Marta McBritton
Acredito que quem trabalha com prevenção não deve perder uma única oportunidade de criar situações que favoreçam, estimulem, lembrem, provoquem, promovam o sexo seguro, no qual o preservativo ocupa um papel fundamental.
Peter Piot, em uma de suas falas durante a XVII Conferência Internacional de AIDS no México, frisou que tão importante quanto buscar novos métodos de prevenção é contemplar, ampliar e reproduzir estratégias comprovadamente eficazes, como os projetos de Marketing Social do Preservativo. Técnica que tem obtido resultados positivos em diversos países, cuja implementação é variável em termos econômicos. Comparrtilho da mesma perplexidade de Peter Piot.
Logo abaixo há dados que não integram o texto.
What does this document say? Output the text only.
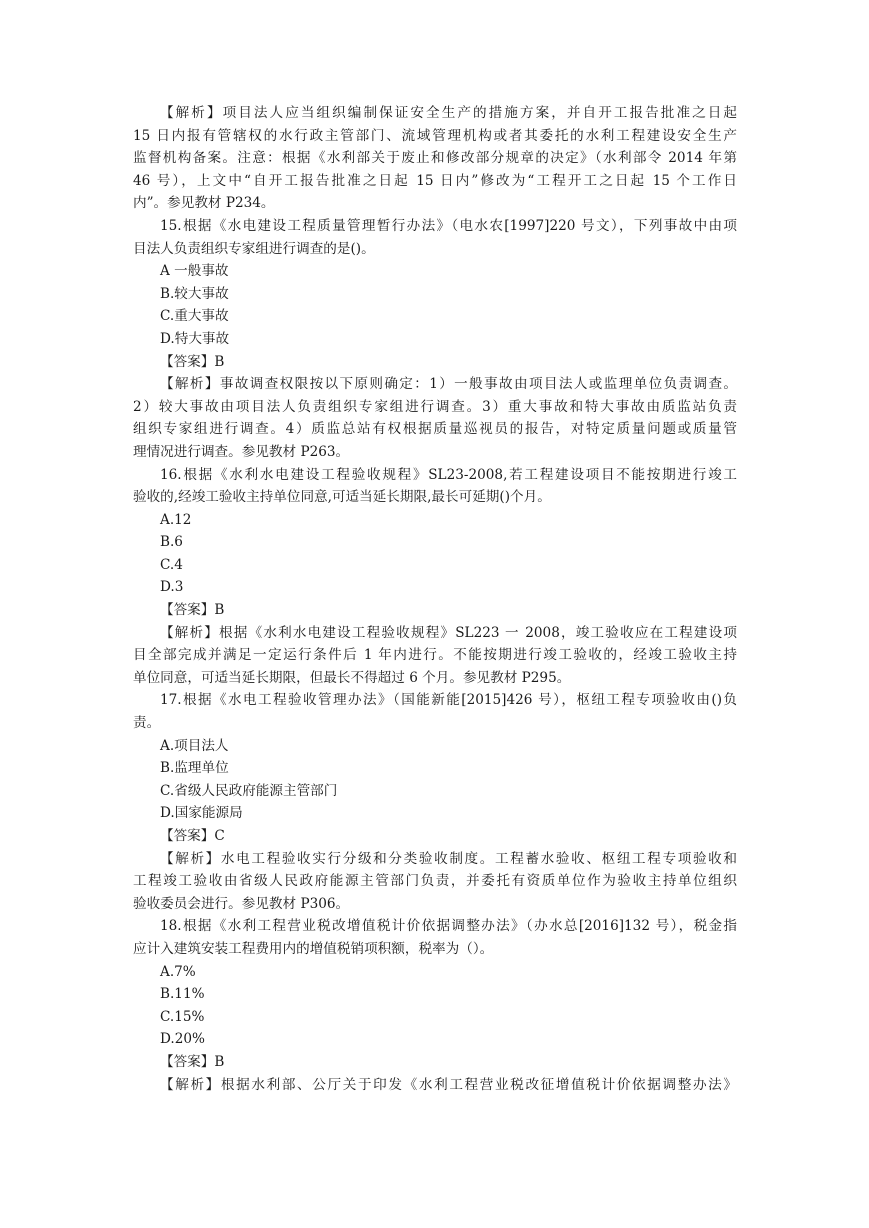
【解析】项目法人应当组织编制保证安全生产的措施方案，并自开工报告批准之日起
15 日内报有管辖权的水行政主管部门、流域管理机构或者其委托的水利工程建设安全生产
监督机构备案。注意：根据《水利部关于废止和修改部分规章的决定》（水利部令 2014 年第
46 号），上文中“自开工报告批准之日起 15 日内”修改为“工程开工之日起 15 个工作日
内”。参见教材 P234。
15.根据《水电建设工程质量管理暂行办法》（电水农[1997]220 号文），下列事故中由项
目法人负责组织专家组进行调查的是()。
A 一般事故
B.较大事故
C.重大事故
D.特大事故
【答案】B
【解析】事故调查权限按以下原则确定：1）一般事故由项目法人或监理单位负责调查。
2）较大事故由项目法人负责组织专家组进行调查。3）重大事故和特大事故由质监站负责
组织专家组进行调查。4）质监总站有权根据质量巡视员的报告，对特定质量问题或质量管
理情况进行调查。参见教材 P263。
16.根据《水利水电建设工程验收规程》SL23-2008,若工程建设项目不能按期进行竣工
验收的,经竣工验收主持单位同意,可适当延长期限,最长可延期()个月。
A.12
B.6
C.4
D.3
【答案】B
【解析】根据《水利水电建设工程验收规程》SL223 一 2008，竣工验收应在工程建设项
目全部完成并满足一定运行条件后 1 年内进行。不能按期进行竣工验收的，经竣工验收主持
单位同意，可适当延长期限，但最长不得超过 6 个月。参见教材 P295。
17.根据《水电工程验收管理办法》（国能新能[2015]426 号），枢纽工程专项验收由()负
责。
A.项目法人
B.监理单位
C.省级人民政府能源主管部门
D.国家能源局
【答案】C
【解析】水电工程验收实行分级和分类验收制度。工程蓄水验收、枢纽工程专项验收和
工程竣工验收由省级人民政府能源主管部门负责，并委托有资质单位作为验收主持单位组织
验收委员会进行。参见教材 P306。
18.根据《水利工程营业税改增值税计价依据调整办法》（办水总[2016]132 号），税金指
应计入建筑安装工程费用内的增值税销项积额，税率为（）。
A.7%
B.11%
C.15%
D.20%
【答案】B
【解析】根据水利部、公厅关于印发《水利工程营业税改征增值税计价依据调整办法》
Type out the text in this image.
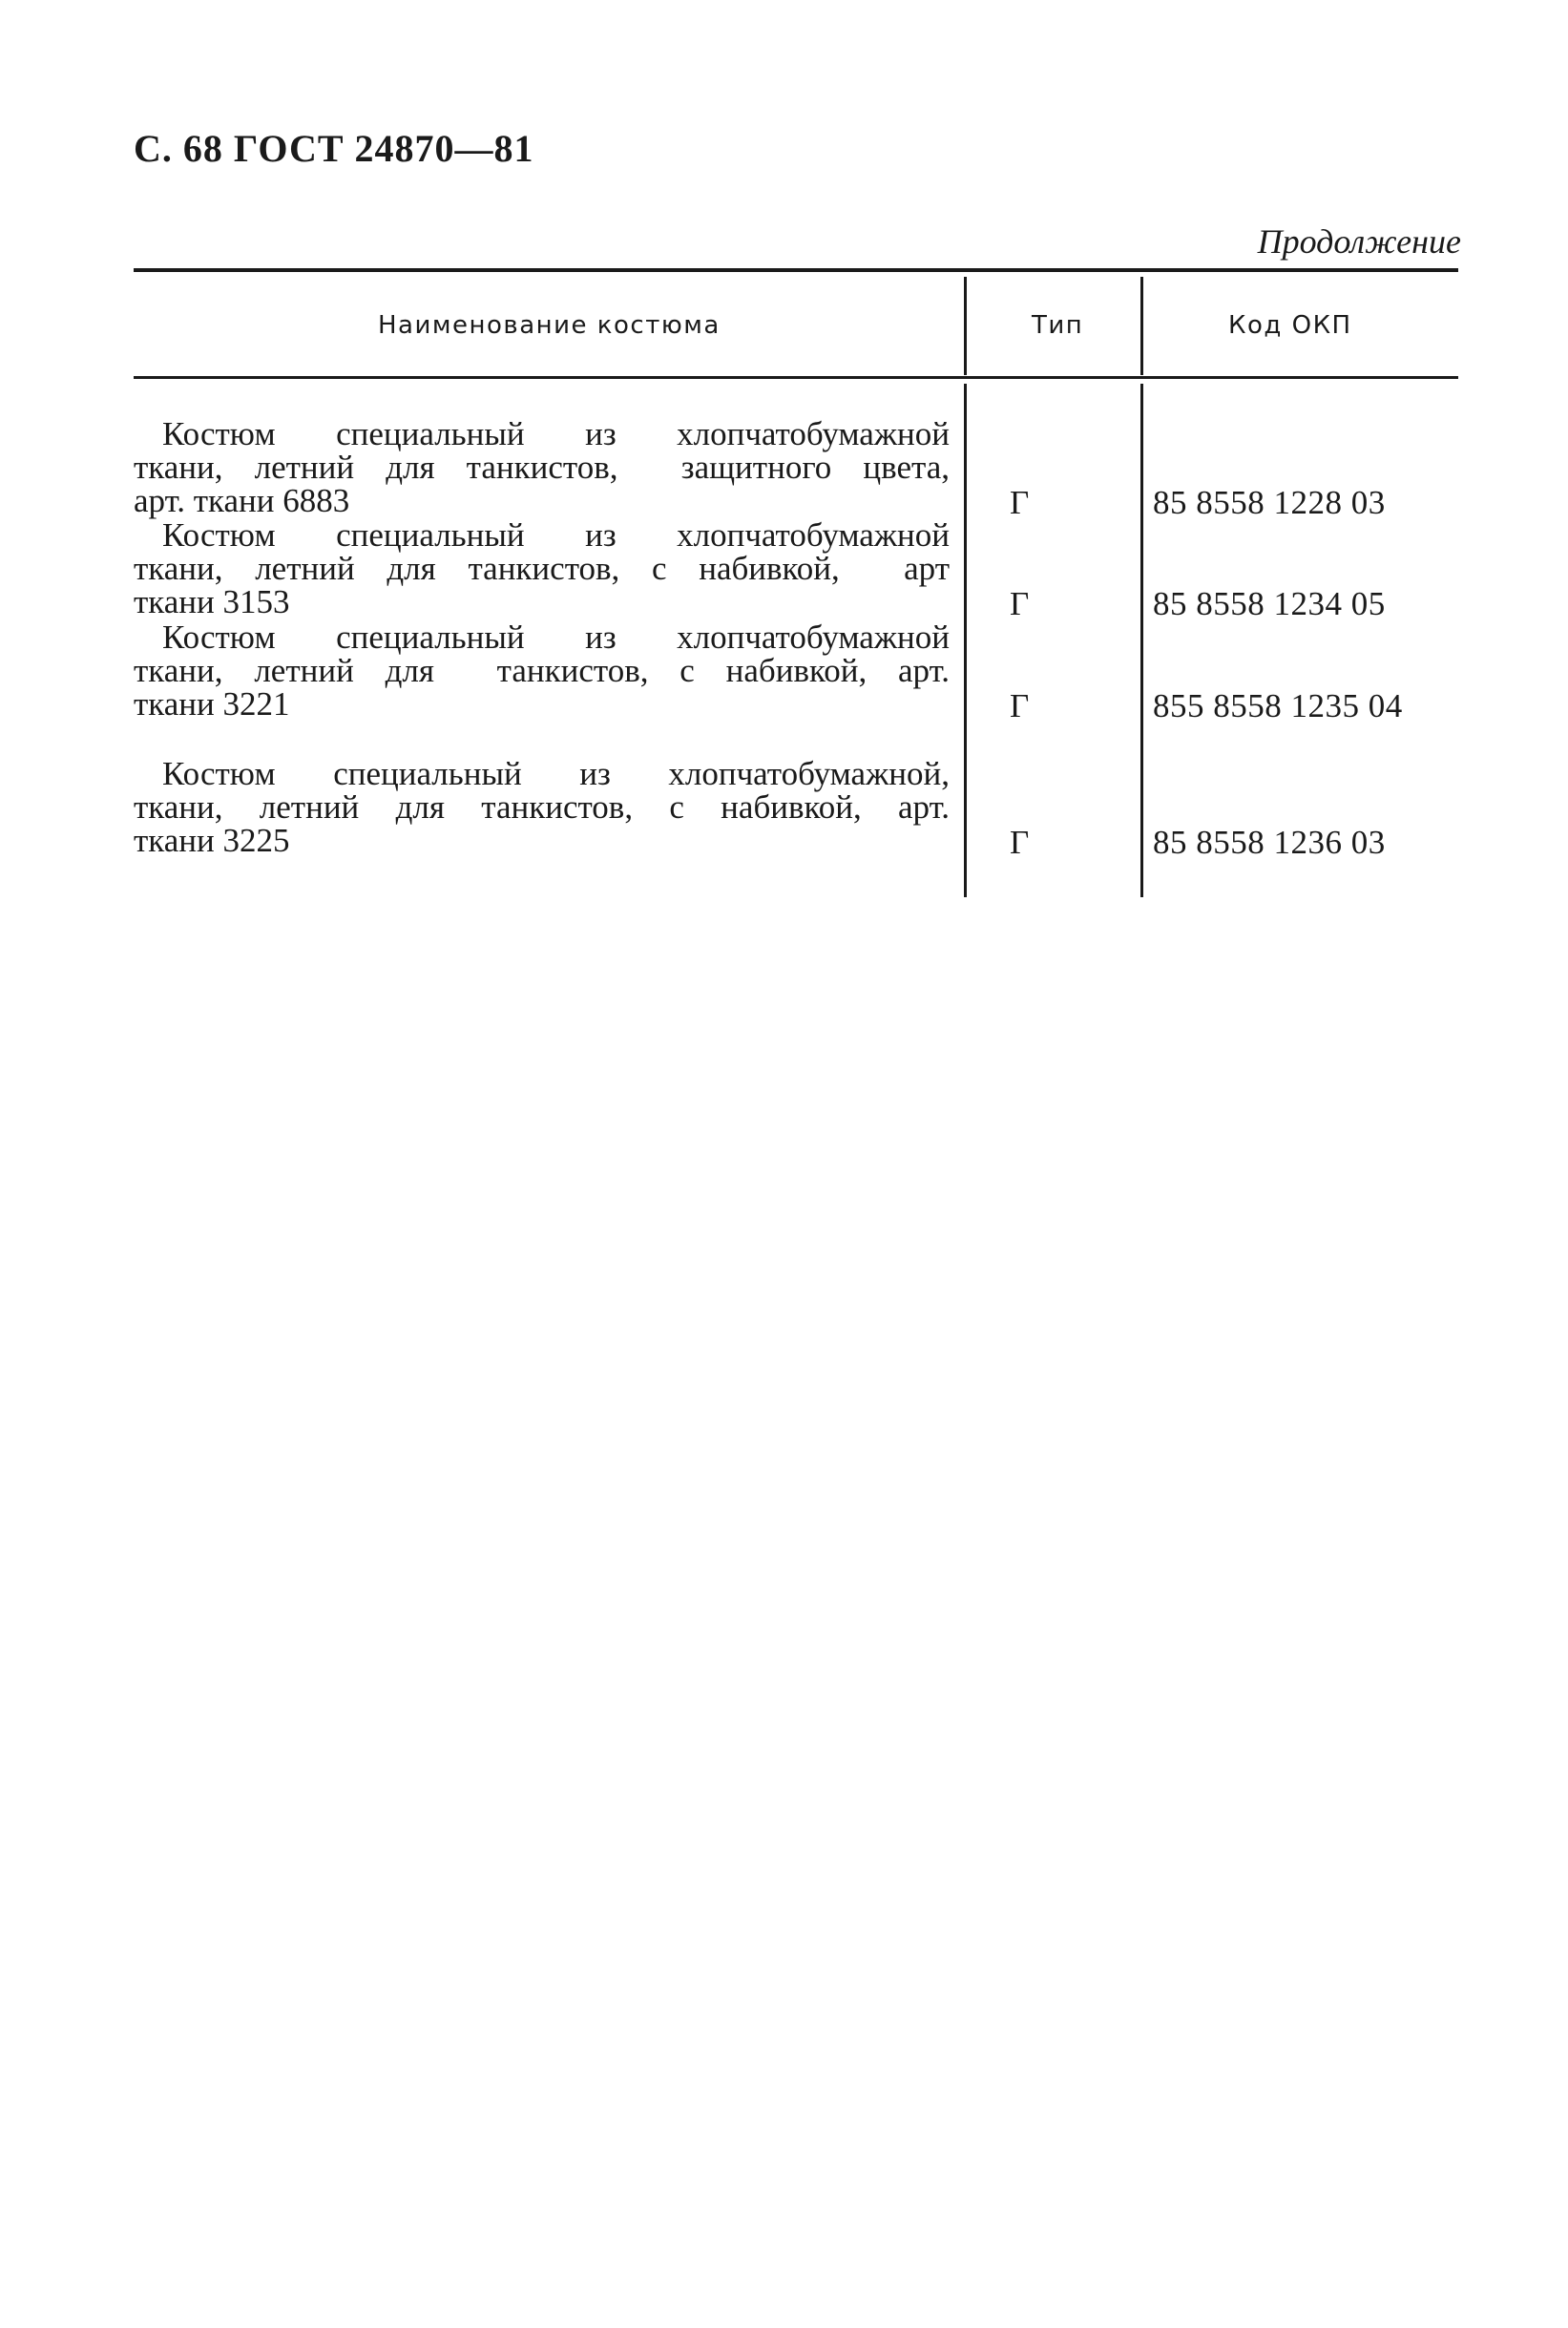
С. 68 ГОСТ 24870—81
Продолжение
Наименование костюма	Тип	Код ОКП
Костюм  специальный  из  хлопчатобумажной
ткани, летний для танкистов,  защитного цвета,
арт. ткани 6883	Г	85 8558 1228 03
Костюм  специальный  из  хлопчатобумажной
ткани, летний для танкистов, с набивкой,  арт
ткани 3153	Г	85 8558 1234 05
Костюм  специальный  из  хлопчатобумажной
ткани, летний для  танкистов, с набивкой, арт.
ткани 3221	Г	855 8558 1235 04
Костюм  специальный  из  хлопчатобумажной,
ткани, летний для танкистов, с набивкой, арт.
ткани 3225	Г	85 8558 1236 03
No Brasil, temos uma série de fatores favoráveis para a reprodução em grande escala desta estratégia: Possuímos uma lei que autoriza a venda de preservativos (Lei Federal 10449) desde 2002 em qualquer estabelecimento comercial; ONGs que trabalham há mais de 10 anos com o Marketing Social do Preservativo, aperfeiçoaram-se nesta estratégia, criaram instrumentos próprios de intervenção, chegando até oferecer consultoria internacional. Importadores, fabricantes e distribuidores de preservativos, disputam acirradamente o mercado, lançando a cada mês camisinhas aromatizadas, coloridas, texturizadas, com brinquedos eróticos etc. É só conferir em uma prateleira de farmácia.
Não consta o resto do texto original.